The aim of the present study was to investigate the effects of the mammalian target of rapamycin (mTOR) inhibitor, RAD001, on the growth of human endometrial cancer cells. The effects of RAD001 on human endometrial cancer Ishikawa and HEC-1A cell proliferation were determined by MTT assay. Green fluorescent protein microtubule-associated protein 1 light chain 3α (GFP-LC3) protein aggregates were observed under a confocal microscope, and Ishikawa and HEC-1A cell apoptosis was detected using flow cytometry. The expression levels of LC3-I, LC3-II and mTOR proteins were detected by western blot analysis. The results showed that RAD001 effectively inhibited human endometrial cancer Ishikawa and HEC-1A cell proliferation via downregulation of AKT/mTOR phosphorylation. Moreover, RAD001 induced autophagic cell death and a higher sensitivity to paclitaxel-induced apoptosis. These results indicate that RAD001 could have therapeutic potential in human endometrial cancer with hyperactivated AKT/mTOR signaling.

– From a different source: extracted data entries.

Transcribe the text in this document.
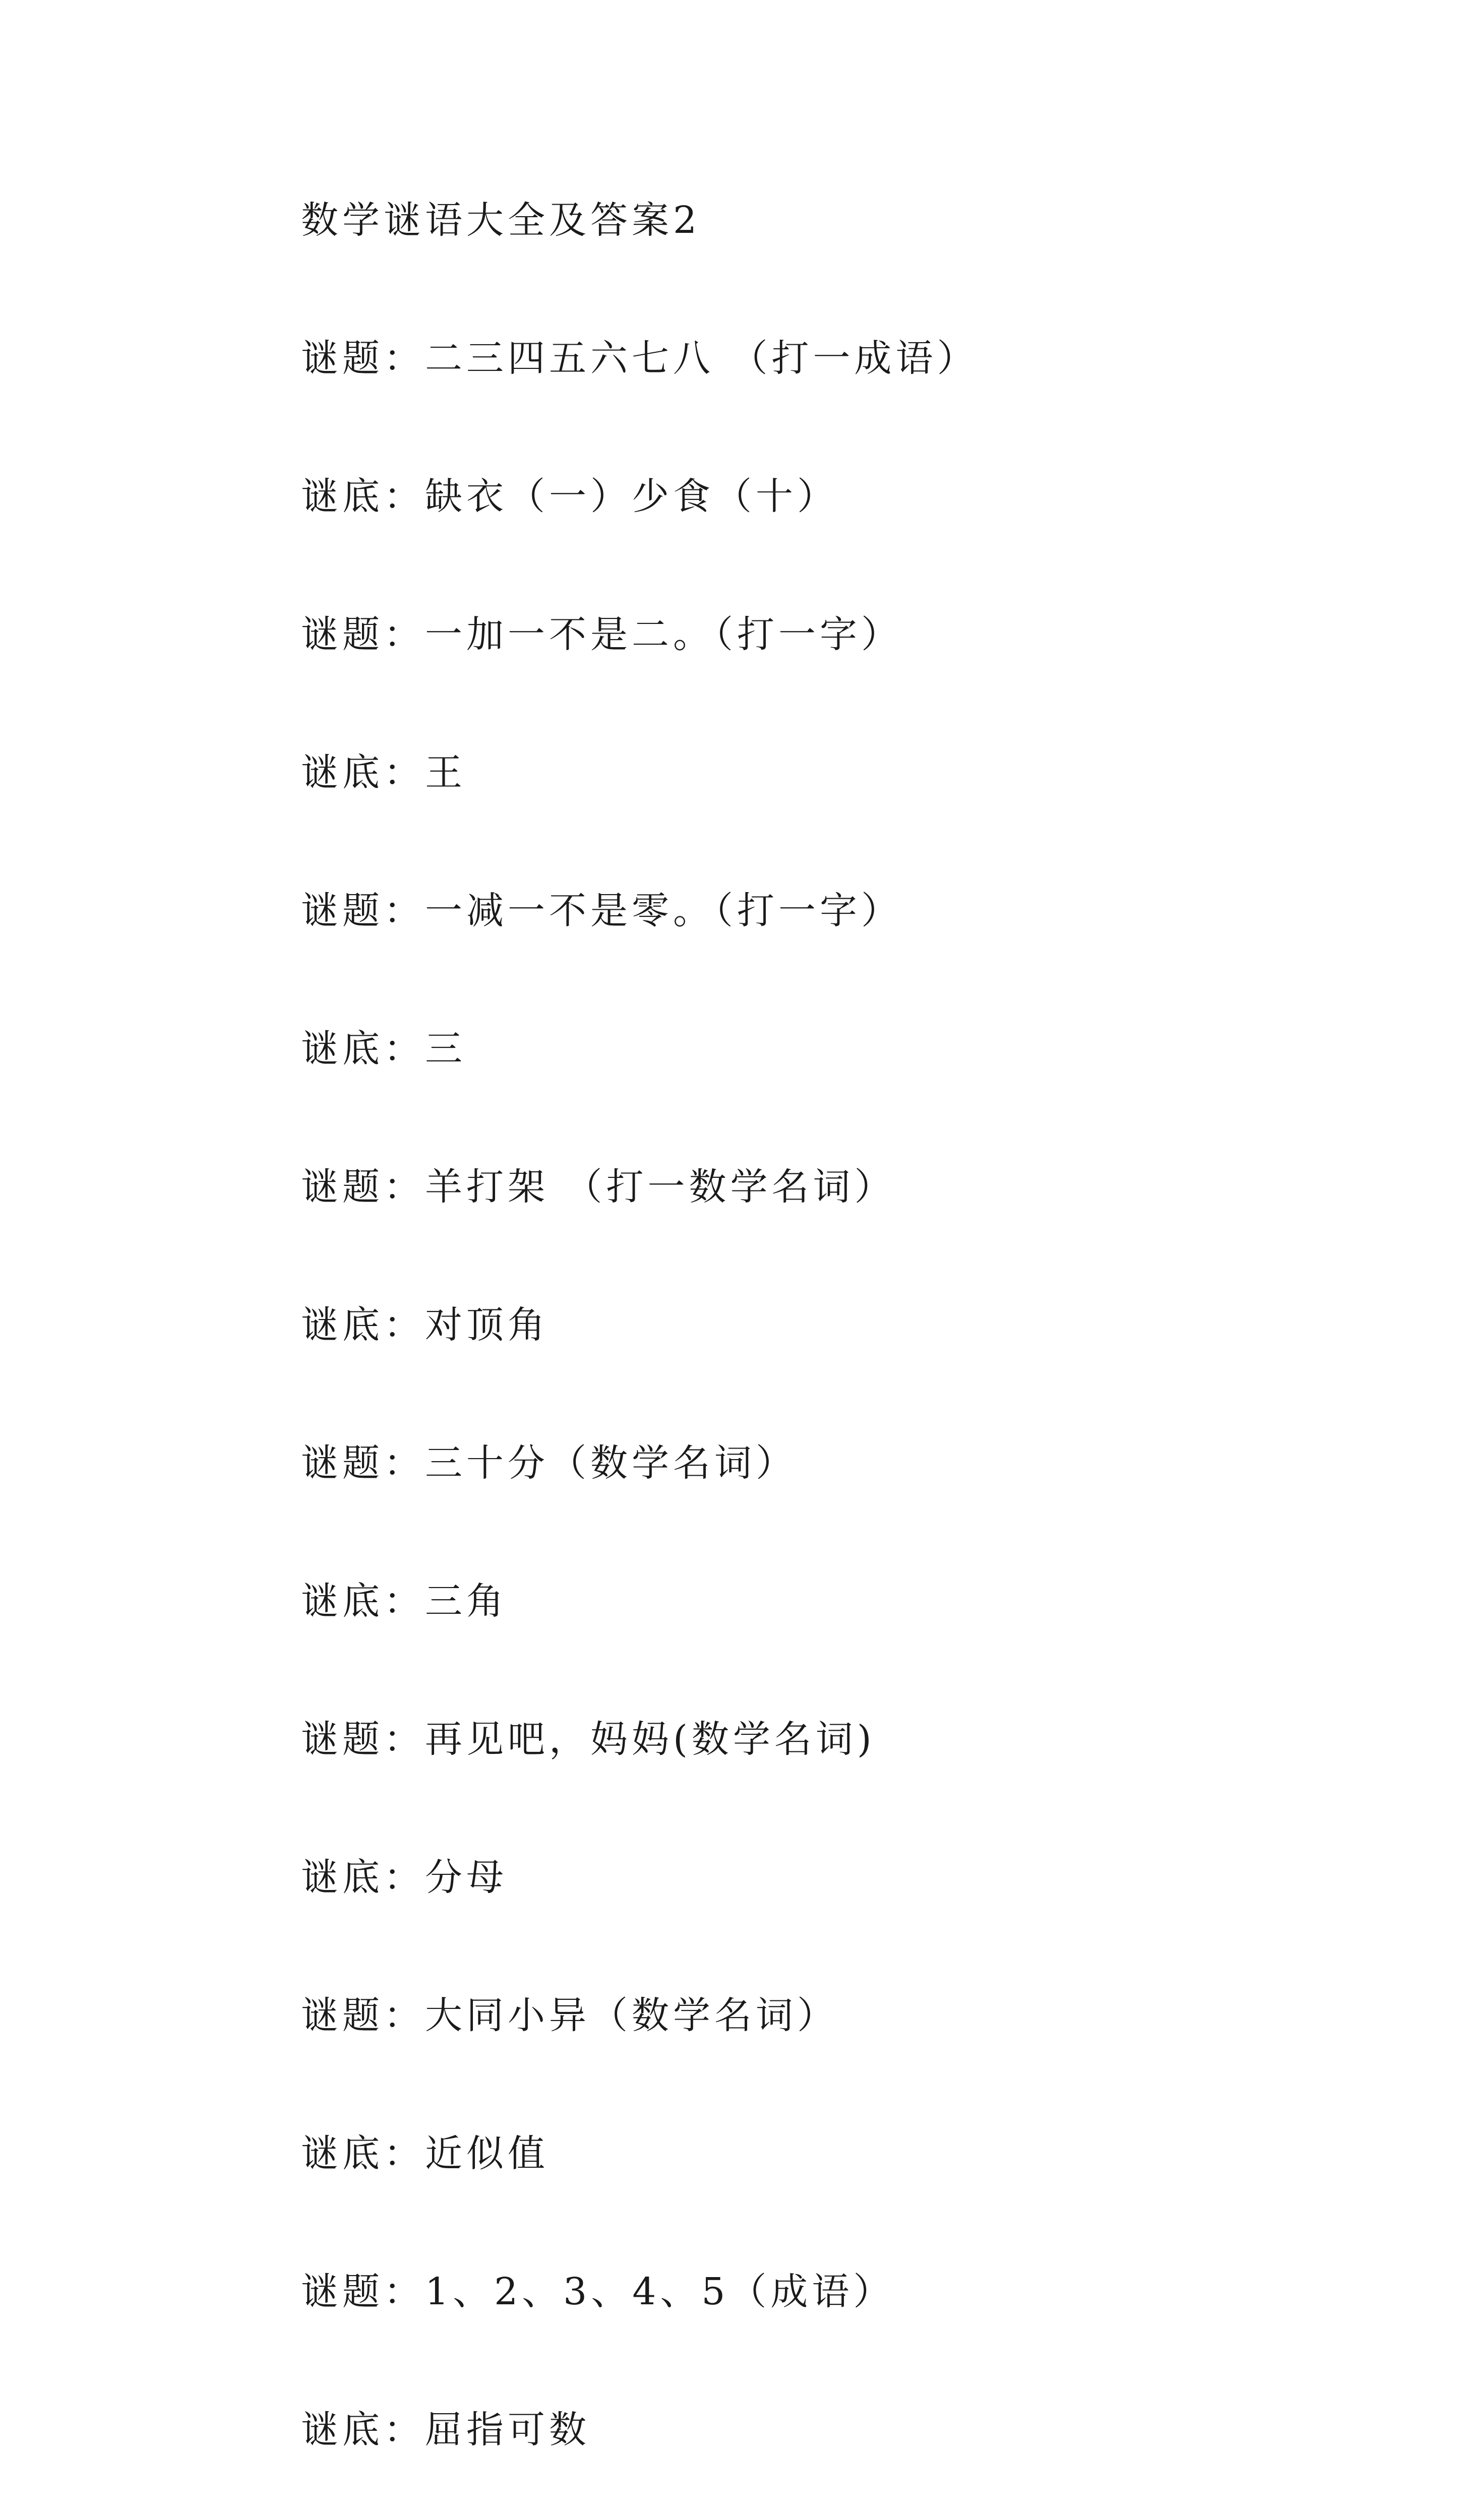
数学谜语大全及答案2
谜题：二三四五六七八 （打一成语）
谜底：缺衣（一）少食（十）
谜题：一加一不是二。（打一字）
谜底：王
谜题：一减一不是零。（打一字）
谜底：三
谜题：羊打架 （打一数学名词）
谜底：对顶角
谜题：三十分（数学名词）
谜底：三角
谜题：再见吧，妈妈(数学名词)
谜底：分母
谜题：大同小异（数学名词）
谜底：近似值
谜题：1、2、3、4、5（成语）
谜底：屈指可数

本研究的目的是探讨雷帕霉素靶蛋白(mTOR)抑制剂RAD001对人子宫内膜癌细胞生长的影响。采用MTT法测定RAD001对人子宫内膜癌Ishikawa细胞和HEC-1A细胞增殖的影响。在共聚焦显微镜下观察绿色荧光蛋白微管相关蛋白1轻链3α(GFP-LC3)蛋白聚集体,并用流式细胞术检测Ishikawa细胞和HEC-1A细胞凋亡。通过蛋白质印迹分析检测LC3-I、LC3-II和mTOR蛋白的表达水平。结果表明,RAD001通过下调AKT/mTOR磷酸化有效抑制人子宫内膜癌Ishikawa细胞和HEC-1A细胞增殖。此外,RAD001诱导自噬性细胞死亡,并对紫杉醇诱导的凋亡具有更高的敏感性。这些结果表明,RAD001在AKT/mTOR信号过度激活的人子宫内膜癌中可能具有治疗潜力。